The Boy in the Striped Pajamas (2009)
Directed by Mark Herman
Written by Mark Herman
Starring Asa Butterfield, David Thewlis
Release Date November 7th, 2009
Published November 24th, 2009
Is there a more heartbreaking idea for a movie than little children in concentration camps? No doubt, you are tearing up just thinking of it. The movie is called, get this, The Boy in the Striped Pajamas. Try and keep it together till you actually see the movie you blubbery mess.
John Boyne wrote the book which quickly became a bestseller. Writer-director Mark Herman brings the story to the screen with the efficiency of any good mimic. His Boy in the Striped Pajamas benefits from the use of music and set design to leave the dreary dread that words can only hope to rise above when telling such a story.
Indeed, the early portions of The Boy In the Striped Pajamas are anything but dreary. 8 year old Bruno (Asa Butterfield) is a playful little guy with a great big imagination. He dreams of being an explorer as he flies about pretending to be a German spitfire plane, the war defining much of the play of children when your side is winning.

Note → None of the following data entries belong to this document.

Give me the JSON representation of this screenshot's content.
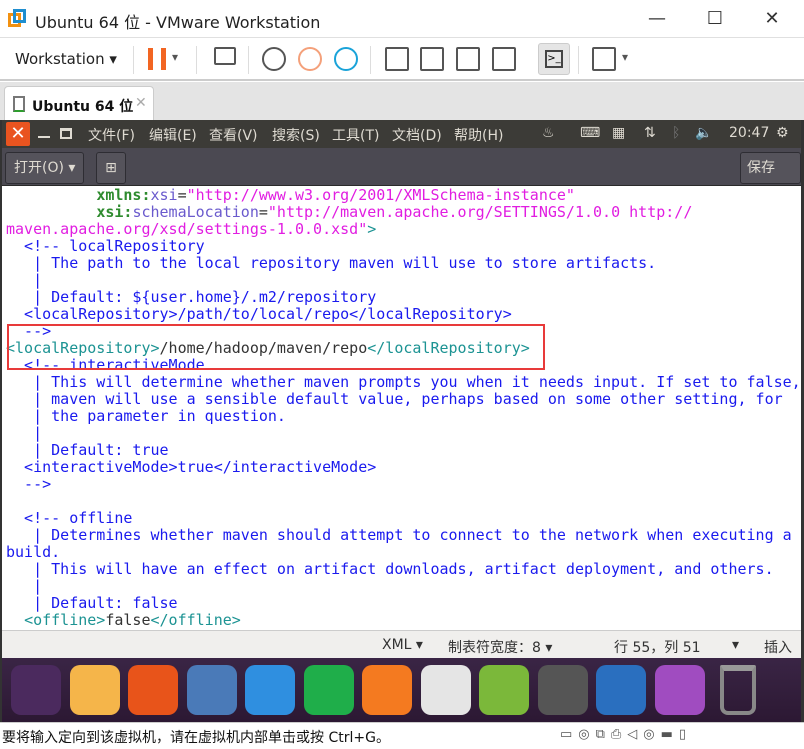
{
  "window": {
    "title": "Ubuntu 64 位 - VMware Workstation"
  },
  "toolbar": {
    "workstation_menu": "Workstation"
  },
  "tab": {
    "label": "Ubuntu 64 位"
  },
  "ubuntu": {
    "menus": [
      "文件(F)",
      "编辑(E)",
      "查看(V)",
      "搜索(S)",
      "工具(T)",
      "文档(D)",
      "帮助(H)"
    ],
    "clock": "20:47"
  },
  "gedit": {
    "open_label": "打开(O)",
    "save_label": "保存(S)"
  },
  "code_lines": [
    [
      [
        "txt",
        "          "
      ],
      [
        "attr",
        "xmlns:"
      ],
      [
        "ns",
        "xsi"
      ],
      [
        "txt",
        "="
      ],
      [
        "str",
        "\"http://www.w3.org/2001/XMLSchema-instance\""
      ]
    ],
    [
      [
        "txt",
        "          "
      ],
      [
        "attr",
        "xsi:"
      ],
      [
        "ns",
        "schemaLocation"
      ],
      [
        "txt",
        "="
      ],
      [
        "str",
        "\"http://maven.apache.org/SETTINGS/1.0.0 http://"
      ]
    ],
    [
      [
        "str",
        "maven.apache.org/xsd/settings-1.0.0.xsd\""
      ],
      [
        "tag",
        ">"
      ]
    ],
    [
      [
        "cm",
        "  <!-- localRepository"
      ]
    ],
    [
      [
        "cm",
        "   | The path to the local repository maven will use to store artifacts."
      ]
    ],
    [
      [
        "cm",
        "   |"
      ]
    ],
    [
      [
        "cm",
        "   | Default: ${user.home}/.m2/repository"
      ]
    ],
    [
      [
        "cm",
        "  <localRepository>/path/to/local/repo</localRepository>"
      ]
    ],
    [
      [
        "cm",
        "  -->"
      ]
    ],
    [
      [
        "tag",
        "<localRepository>"
      ],
      [
        "txt",
        "/home/hadoop/maven/repo"
      ],
      [
        "tag",
        "</localRepository>"
      ]
    ],
    [
      [
        "cm",
        "  <!-- interactiveMode"
      ]
    ],
    [
      [
        "cm",
        "   | This will determine whether maven prompts you when it needs input. If set to false,"
      ]
    ],
    [
      [
        "cm",
        "   | maven will use a sensible default value, perhaps based on some other setting, for"
      ]
    ],
    [
      [
        "cm",
        "   | the parameter in question."
      ]
    ],
    [
      [
        "cm",
        "   |"
      ]
    ],
    [
      [
        "cm",
        "   | Default: true"
      ]
    ],
    [
      [
        "cm",
        "  <interactiveMode>true</interactiveMode>"
      ]
    ],
    [
      [
        "cm",
        "  -->"
      ]
    ],
    [
      [
        "txt",
        ""
      ]
    ],
    [
      [
        "cm",
        "  <!-- offline"
      ]
    ],
    [
      [
        "cm",
        "   | Determines whether maven should attempt to connect to the network when executing a"
      ]
    ],
    [
      [
        "cm",
        "build."
      ]
    ],
    [
      [
        "cm",
        "   | This will have an effect on artifact downloads, artifact deployment, and others."
      ]
    ],
    [
      [
        "cm",
        "   |"
      ]
    ],
    [
      [
        "cm",
        "   | Default: false"
      ]
    ],
    [
      [
        "cm",
        "  "
      ],
      [
        "tag",
        "<offline>"
      ],
      [
        "txt",
        "false"
      ],
      [
        "tag",
        "</offline>"
      ]
    ]
  ],
  "statusbar": {
    "language": "XML ▾",
    "tab_width": "制表符宽度：8 ▾",
    "position": "行 55，列 51",
    "dropdown": "▾",
    "mode": "插入"
  },
  "dock": [
    "ubuntu-icon",
    "files-icon",
    "firefox-icon",
    "chromium-icon",
    "wps-writer-icon",
    "wps-spreadsheet-icon",
    "wps-presentation-icon",
    "ubuntu-kylin-icon",
    "software-icon",
    "terminal-icon",
    "desktop-icon",
    "gedit-icon",
    "trash-icon"
  ],
  "vmstatus": {
    "message": "要将输入定向到该虚拟机，请在虚拟机内部单击或按 Ctrl+G。"
  },
  "colors": {
    "highlight_box": "#e83a3a",
    "dock": "#2c1833",
    "pause": "#f26522"
  }
}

Bruno is hurt badly when his father (David Thewlis) announces that the family is moving to the country. Bruno will have to leave his friends behind. In the country there is little to do but hope that those people over in that strange, fenced-in farm, have kids to play with.
Though forbidden by his mother (Vera Farmiga) to go to that farm just through the forest behind their country home, the explorer in little Bruno won't let him miss out on the adventure. And, indeed there is one child there, Leon (Zac Mattoon O'Brien), who strangely wears striped pajamas all day and is dirty all the time.
Bruno begins escaping everyday to that 'farm' with its electrified fence and razor wire tops. Leon quickly becomes a good friend, though the fact that he is hungry all the time means Bruno has to sneak food out of the house everyday, not an easy task. It seems almost everyday that Leon cannot find another family member.
These scenes are treated with the innocent curiosity of an 8 year old and only your adult sense of impending doom keeps your soul from soaring with little Bruno as he makes a new friend and enjoys the pleasures that only someone so young and of such great imagination can enjoy.
That sense of impending doom however, begins as a pull in your throat. Soon it drops to your stomach like a rock and as the film sails inexorably to its devastating finish, it becomes full of nausea pushing that bilous rock back up your throat. All of the childlike innocence in little Bruno soon becomes a brickbat to the audience's collective gut.
Mark Herman's direction is not outstanding really. More, cruelly efficient, in a good way. He uses light hearted music cues and set design that set us at young Bruno's forced perspective. As he looks up at his Nazi uniformed father so do we. As he scuffles at the hem of his mother's dresses, so do we.
When we occasionally get away from Bruno's perspective on things it is only for important information such as Bruno's grandmother's reticent acceptance of her son's politics. To help us understand Bruno's confusion about the camps we are witness to a propaganda film that paints the camp as a pleasant little temporary getaway.
These scenes are like the clever asides of a sadist setting the stage for the beating to come. Indeed, the ending is a gut punch like you would not believe. It's not so much moving as revolting in the most necessary fashion. You should be revolted from time to time.
On the subject of the holocaust, what other reaction can there be but revulsion. Some will argue that Herman's use of children in his holocaust drama stinks of manipulation. They're right. But in this case, the manipulation is poignant, purposeful and effective.
You are manipulated into remembering how, well... words fail to describe the horrors of the holocaust. And yes, you must be reminded. We all must be reminded. This is one case where history cannot be allowed to repeat itself. If getting emotionally punched in the gut is the most effective reminder, then put on a big boot and get to it.
The Boy In the Striped Pajamas is devastatingly effective filmmaking and a must see among an oncoming avalanche of high profile world war 2 movies this holiday season.